Stack visualization:

duparray [1, 2, 3]:
┌──────────────────┐
│  [1, 2, 3] (dup) │ ← top
└──────────────────┘

Why duplication?

Like strings, arrays are mutable. Each array literal in the source code should produce a distinct array object:

arr = [1, 2, 3]
arr << 4           # Doesn't affect other [1,2,3] literals

Limitation:

Only works for arrays with compile-time known elements. Dynamic arrays require different instructions:

[1, 2, 3]        # duparray
[1, x, 3]        # newarray (different instruction)

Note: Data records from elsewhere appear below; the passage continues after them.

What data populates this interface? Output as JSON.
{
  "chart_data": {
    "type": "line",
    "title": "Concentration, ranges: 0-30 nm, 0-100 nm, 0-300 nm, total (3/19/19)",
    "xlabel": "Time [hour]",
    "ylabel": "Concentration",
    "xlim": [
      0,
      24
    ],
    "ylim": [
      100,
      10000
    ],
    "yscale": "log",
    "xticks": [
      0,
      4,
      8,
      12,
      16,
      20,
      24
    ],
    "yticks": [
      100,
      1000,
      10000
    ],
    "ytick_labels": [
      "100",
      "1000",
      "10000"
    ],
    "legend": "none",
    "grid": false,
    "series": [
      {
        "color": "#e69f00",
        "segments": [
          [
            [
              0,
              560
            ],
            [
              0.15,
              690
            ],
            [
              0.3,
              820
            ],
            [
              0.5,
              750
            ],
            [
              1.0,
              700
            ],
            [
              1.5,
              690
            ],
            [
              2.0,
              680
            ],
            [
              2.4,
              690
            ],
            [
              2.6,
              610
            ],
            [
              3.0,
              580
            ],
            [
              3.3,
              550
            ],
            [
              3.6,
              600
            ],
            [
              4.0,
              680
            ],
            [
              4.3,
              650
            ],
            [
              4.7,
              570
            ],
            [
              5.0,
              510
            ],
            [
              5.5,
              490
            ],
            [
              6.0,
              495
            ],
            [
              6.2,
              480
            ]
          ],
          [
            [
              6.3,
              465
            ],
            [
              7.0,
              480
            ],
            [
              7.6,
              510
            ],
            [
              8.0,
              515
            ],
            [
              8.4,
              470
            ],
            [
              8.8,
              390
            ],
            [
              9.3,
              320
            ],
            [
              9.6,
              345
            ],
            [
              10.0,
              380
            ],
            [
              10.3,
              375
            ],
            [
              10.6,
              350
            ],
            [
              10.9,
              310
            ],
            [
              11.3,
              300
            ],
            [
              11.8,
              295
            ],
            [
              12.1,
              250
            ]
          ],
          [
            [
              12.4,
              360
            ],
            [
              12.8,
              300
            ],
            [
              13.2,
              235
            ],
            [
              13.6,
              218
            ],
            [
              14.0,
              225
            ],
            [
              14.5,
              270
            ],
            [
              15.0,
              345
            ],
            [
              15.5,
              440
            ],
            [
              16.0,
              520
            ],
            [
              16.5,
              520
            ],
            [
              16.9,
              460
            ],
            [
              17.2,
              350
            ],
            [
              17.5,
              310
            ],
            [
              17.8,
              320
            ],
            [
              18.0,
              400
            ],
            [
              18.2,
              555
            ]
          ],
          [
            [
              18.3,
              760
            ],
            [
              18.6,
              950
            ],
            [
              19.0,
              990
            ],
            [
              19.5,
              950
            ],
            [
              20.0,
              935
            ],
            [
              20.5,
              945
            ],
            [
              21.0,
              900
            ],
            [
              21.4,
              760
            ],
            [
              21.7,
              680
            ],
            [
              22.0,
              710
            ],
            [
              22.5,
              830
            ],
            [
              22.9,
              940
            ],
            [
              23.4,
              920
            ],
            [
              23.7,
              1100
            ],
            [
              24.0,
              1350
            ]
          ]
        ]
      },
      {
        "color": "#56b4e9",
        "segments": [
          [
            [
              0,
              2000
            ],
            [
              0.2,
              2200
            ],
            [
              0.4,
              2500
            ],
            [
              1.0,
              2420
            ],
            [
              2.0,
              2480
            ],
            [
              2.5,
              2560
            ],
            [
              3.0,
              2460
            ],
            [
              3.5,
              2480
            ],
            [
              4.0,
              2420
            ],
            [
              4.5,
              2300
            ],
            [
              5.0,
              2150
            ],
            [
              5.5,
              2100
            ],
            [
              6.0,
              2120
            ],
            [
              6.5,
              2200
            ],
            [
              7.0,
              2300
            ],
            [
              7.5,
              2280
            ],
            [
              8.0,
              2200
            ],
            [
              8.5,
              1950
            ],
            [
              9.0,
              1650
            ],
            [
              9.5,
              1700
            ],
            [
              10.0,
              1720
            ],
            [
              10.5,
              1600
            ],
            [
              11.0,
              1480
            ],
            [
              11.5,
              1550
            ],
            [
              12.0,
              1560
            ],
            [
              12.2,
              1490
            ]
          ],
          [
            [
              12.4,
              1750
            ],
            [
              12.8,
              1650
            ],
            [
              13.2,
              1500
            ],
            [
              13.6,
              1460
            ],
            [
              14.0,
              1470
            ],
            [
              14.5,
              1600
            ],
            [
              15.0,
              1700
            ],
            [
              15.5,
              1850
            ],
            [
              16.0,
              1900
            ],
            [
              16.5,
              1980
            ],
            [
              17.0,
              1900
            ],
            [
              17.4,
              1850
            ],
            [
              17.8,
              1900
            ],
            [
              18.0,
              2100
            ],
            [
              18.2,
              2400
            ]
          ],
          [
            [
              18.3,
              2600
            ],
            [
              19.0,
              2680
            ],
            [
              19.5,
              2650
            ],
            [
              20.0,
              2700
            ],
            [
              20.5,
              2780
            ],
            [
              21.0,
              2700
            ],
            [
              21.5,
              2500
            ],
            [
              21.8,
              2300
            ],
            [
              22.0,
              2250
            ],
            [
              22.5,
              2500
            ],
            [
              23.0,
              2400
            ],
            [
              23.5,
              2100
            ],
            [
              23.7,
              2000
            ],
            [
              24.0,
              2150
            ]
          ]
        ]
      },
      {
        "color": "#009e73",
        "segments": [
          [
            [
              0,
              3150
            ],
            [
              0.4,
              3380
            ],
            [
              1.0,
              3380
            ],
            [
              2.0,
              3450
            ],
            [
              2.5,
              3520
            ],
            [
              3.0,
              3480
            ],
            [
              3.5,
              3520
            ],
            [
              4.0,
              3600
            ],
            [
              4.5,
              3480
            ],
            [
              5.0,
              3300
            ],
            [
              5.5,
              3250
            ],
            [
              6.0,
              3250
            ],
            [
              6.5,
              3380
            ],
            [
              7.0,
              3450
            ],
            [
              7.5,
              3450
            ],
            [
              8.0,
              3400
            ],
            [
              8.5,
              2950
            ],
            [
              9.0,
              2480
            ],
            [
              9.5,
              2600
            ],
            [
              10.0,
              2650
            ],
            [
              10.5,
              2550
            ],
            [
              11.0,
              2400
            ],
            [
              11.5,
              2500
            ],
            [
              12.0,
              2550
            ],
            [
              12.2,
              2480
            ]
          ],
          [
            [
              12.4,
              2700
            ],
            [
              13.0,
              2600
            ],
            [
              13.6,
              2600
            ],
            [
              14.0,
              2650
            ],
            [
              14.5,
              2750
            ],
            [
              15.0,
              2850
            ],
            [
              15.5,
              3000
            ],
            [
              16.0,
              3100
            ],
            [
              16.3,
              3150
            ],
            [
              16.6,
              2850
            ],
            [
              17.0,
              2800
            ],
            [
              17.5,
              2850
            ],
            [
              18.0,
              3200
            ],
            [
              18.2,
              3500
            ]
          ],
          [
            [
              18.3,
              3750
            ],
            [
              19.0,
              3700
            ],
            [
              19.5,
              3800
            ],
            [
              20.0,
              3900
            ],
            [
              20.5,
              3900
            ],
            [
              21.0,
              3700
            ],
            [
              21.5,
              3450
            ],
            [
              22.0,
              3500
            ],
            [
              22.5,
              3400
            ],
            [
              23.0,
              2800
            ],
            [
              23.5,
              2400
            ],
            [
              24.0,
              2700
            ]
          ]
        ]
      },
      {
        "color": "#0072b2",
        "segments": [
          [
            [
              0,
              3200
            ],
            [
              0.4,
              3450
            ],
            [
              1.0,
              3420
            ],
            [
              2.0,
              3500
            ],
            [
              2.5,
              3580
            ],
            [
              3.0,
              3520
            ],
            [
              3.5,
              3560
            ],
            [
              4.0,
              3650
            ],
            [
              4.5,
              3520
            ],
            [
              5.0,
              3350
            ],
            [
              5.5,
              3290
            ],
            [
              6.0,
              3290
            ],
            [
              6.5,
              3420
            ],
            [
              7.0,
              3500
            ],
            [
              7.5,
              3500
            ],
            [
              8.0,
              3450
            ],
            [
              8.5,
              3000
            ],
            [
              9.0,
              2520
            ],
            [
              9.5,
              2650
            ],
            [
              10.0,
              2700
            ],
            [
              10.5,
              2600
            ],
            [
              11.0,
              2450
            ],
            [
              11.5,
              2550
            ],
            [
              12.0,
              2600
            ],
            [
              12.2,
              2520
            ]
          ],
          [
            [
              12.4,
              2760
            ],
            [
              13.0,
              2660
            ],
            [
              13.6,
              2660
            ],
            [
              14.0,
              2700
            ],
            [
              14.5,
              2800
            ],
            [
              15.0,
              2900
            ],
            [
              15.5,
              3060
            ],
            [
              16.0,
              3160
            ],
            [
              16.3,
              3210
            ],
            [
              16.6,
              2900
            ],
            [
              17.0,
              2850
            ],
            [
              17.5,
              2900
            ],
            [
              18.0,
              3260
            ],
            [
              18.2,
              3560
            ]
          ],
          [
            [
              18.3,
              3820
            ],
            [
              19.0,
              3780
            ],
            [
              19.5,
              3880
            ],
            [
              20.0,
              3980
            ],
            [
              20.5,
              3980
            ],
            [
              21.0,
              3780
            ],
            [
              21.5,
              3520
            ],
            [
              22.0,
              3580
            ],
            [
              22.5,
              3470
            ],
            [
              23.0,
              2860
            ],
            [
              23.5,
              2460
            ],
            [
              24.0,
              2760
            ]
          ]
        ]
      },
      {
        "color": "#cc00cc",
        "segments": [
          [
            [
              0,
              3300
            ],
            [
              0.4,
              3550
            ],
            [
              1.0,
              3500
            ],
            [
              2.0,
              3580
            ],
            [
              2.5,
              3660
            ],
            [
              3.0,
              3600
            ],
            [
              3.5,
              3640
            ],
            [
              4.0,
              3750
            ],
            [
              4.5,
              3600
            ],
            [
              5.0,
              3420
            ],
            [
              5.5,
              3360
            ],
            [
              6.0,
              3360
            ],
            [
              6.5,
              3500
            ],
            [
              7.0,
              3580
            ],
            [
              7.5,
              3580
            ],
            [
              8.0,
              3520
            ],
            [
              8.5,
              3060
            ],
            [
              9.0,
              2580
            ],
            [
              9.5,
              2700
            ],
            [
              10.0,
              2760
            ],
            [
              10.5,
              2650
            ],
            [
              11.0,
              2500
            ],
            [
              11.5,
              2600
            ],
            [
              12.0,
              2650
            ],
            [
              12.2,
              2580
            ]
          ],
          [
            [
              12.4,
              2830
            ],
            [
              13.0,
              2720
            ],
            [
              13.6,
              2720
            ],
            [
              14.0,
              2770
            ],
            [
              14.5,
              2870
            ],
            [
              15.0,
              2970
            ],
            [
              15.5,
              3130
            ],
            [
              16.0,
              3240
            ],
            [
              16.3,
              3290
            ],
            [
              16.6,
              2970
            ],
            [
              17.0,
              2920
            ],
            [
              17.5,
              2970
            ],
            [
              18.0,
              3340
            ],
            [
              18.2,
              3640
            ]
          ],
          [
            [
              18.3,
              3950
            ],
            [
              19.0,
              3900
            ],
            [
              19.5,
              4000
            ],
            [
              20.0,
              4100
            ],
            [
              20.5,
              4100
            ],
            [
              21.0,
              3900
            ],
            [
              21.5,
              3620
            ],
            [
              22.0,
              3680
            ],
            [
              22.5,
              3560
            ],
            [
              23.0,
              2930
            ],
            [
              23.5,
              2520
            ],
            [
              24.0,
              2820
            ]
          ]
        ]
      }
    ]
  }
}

duphash - Duplicating Hashes

The duphash instruction mirrors duparray but for hash literals.

Pseudocode:

# instruction: duphash hash
stack.push(hash.dup)

Example:

$ ruby --dump=insns -e '{a: 1, b: 2}'
# => duphash {a: 1, b: 2}

Stack visualization:

duphash {a: 1, b: 2}:
┌─────────────────────┐
│ {a:1, b:2} (dup)    │ ← top
└─────────────────────┘

Characteristics:

• Duplicates the hash on each execution
• Keys and values must be compile-time known
• Maintains hash insertion order (Ruby 1.9+)

Instruction Design Patterns

These instructions reveal important YARV design principles:

1. Immutable vs Mutable

• Immutable objects (numbers, symbols, nil): putobject
• Mutable objects (strings, arrays, hashes): dup* instructions

2. Optimization Opportunities

• Specialized instructions for common cases
• Reduced operand encoding for frequent values
• Frozen string literals avoid duplication overhead

3. Stack as Communication

• Instructions communicate through the stack data structure
• Subsequent instructions consume values left by previous ones
• The stack top always contains the most recent result

Instruction Operands

Instructions can have operands - additional data that parameterizes the operation:

putobject 42
  ^         ^
  |         |
  |         +-- Operand (the object to push)
  +-- Instruction

Operands are encoded in the bytecode and decoded during execution.